Até o fumacê pode estar perdendo eficácia, ressalta o professor Luís Carlos. O inseticida só funciona para matar o mosquito adulto e em áreas expostas ao veneno. Para larvas e ovos, não é eficiente. “Jogar fumacê na rua é selecionar, na população de mosquitos, os que são resistentes e vão fazer uma geração de mosquitos mais resistentes ainda”. Com isso, é necessário, ano após ano, jogar inseticida mais forte e em maior quantidade. É uma solução que não é barata e é pouco eficaz, ele ressalta.

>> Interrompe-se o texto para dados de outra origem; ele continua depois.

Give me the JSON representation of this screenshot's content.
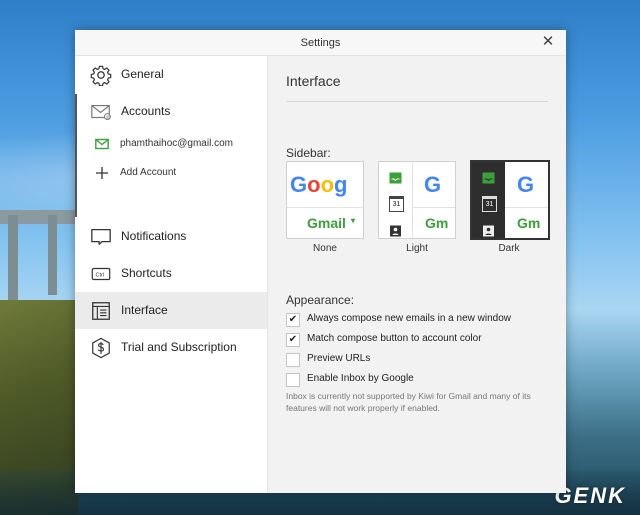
{
  "window": {
    "title": "Settings"
  },
  "sidebar": {
    "items": [
      {
        "label": "General",
        "icon": "gear-icon"
      },
      {
        "label": "Accounts",
        "icon": "envelope-icon"
      },
      {
        "label": "Notifications",
        "icon": "speech-bubble-icon"
      },
      {
        "label": "Shortcuts",
        "icon": "keyboard-ctrl-icon",
        "icon_text": "Ctrl"
      },
      {
        "label": "Interface",
        "icon": "layout-icon",
        "active": true
      },
      {
        "label": "Trial and Subscription",
        "icon": "dollar-icon"
      }
    ],
    "account_email": "phamthaihoc@gmail.com",
    "add_account": "Add Account"
  },
  "panel": {
    "title": "Interface",
    "sidebar_label": "Sidebar:",
    "sidebar_options": [
      {
        "label": "None",
        "preview_top": "Goog",
        "preview_bottom": "Gmail",
        "selected": false
      },
      {
        "label": "Light",
        "preview_top": "G",
        "preview_bottom": "Gm",
        "calendar_day": "31",
        "selected": false
      },
      {
        "label": "Dark",
        "preview_top": "G",
        "preview_bottom": "Gm",
        "calendar_day": "31",
        "selected": true
      }
    ],
    "appearance_label": "Appearance:",
    "options": [
      {
        "label": "Always compose new emails in a new window",
        "checked": true
      },
      {
        "label": "Match compose button to account color",
        "checked": true
      },
      {
        "label": "Preview URLs",
        "checked": false
      },
      {
        "label": "Enable Inbox by Google",
        "checked": false
      }
    ],
    "note": "Inbox is currently not supported by Kiwi for Gmail and many of its features will not work properly if enabled."
  },
  "watermark": "GENK",
  "colors": {
    "accent_green": "#3aa13a",
    "dark_strip": "#2e2e2e",
    "google_blue": "#4285F4",
    "google_red": "#EA4335",
    "google_yellow": "#FBBC05",
    "google_green": "#34A853"
  }
}
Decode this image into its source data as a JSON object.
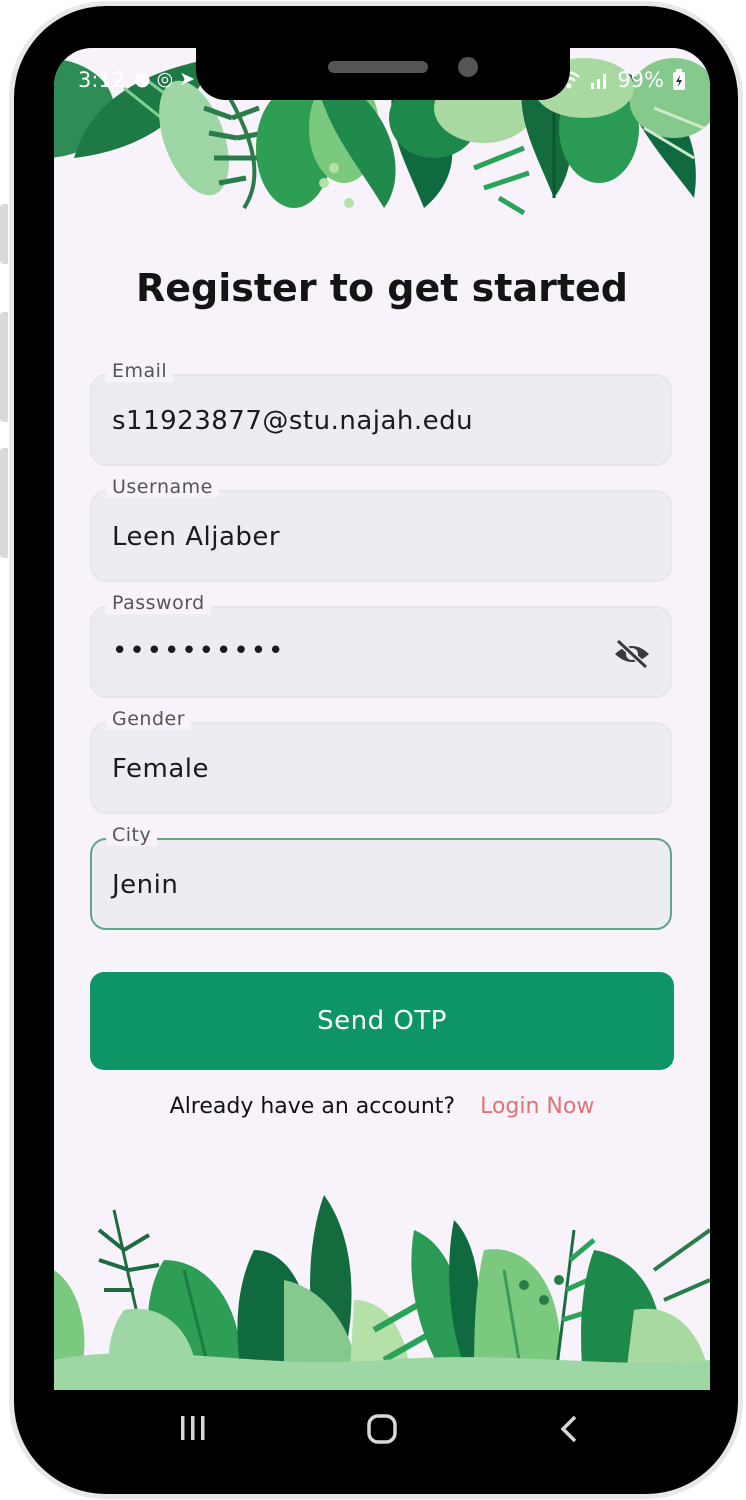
{
  "status_bar": {
    "time": "3:12",
    "battery": "99%",
    "left_icons": [
      "facebook-icon",
      "shield-icon",
      "navigation-icon"
    ],
    "right_icons": [
      "wifi-icon",
      "signal-icon",
      "battery-charging-icon"
    ]
  },
  "page": {
    "title": "Register to get started"
  },
  "form": {
    "email": {
      "label": "Email",
      "value": "s11923877@stu.najah.edu"
    },
    "username": {
      "label": "Username",
      "value": "Leen Aljaber"
    },
    "password": {
      "label": "Password",
      "value": "••••••••••",
      "toggle_icon": "eye-slash-icon"
    },
    "gender": {
      "label": "Gender",
      "value": "Female"
    },
    "city": {
      "label": "City",
      "value": "Jenin"
    }
  },
  "actions": {
    "send_otp_label": "Send OTP",
    "account_prompt": "Already have an account?",
    "login_label": "Login Now"
  },
  "colors": {
    "primary": "#0d9566",
    "link": "#e07474",
    "background": "#f8f3fa",
    "field_background": "#eeecf3",
    "focus_border": "#5fa58a"
  },
  "nav_bar": {
    "icons": [
      "recent-apps-icon",
      "home-icon",
      "back-icon"
    ]
  }
}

Por ser tão adaptável, há diversas dúvidas em torno do vetor de dengue, zika e chikungunya. “Por que determinado mosquito transmite uma doença e outro transmite outra? Será que, no futuro, ele pode se adaptar para transmitir outro vírus? Por que são tantos vírus em um só vetor?”, questiona Anastácio Queiroz, professor da Faculdade de Medicina da UFC. Esse é um alerta para a necessidade de a população lutar contra o mosquito. “Se você olhar quais eram os criadouros na épocas de 1986, são os mesmos de hoje, e nós não fomos capazes de eliminar. Tem sido feito um trabalho muito paliativo”.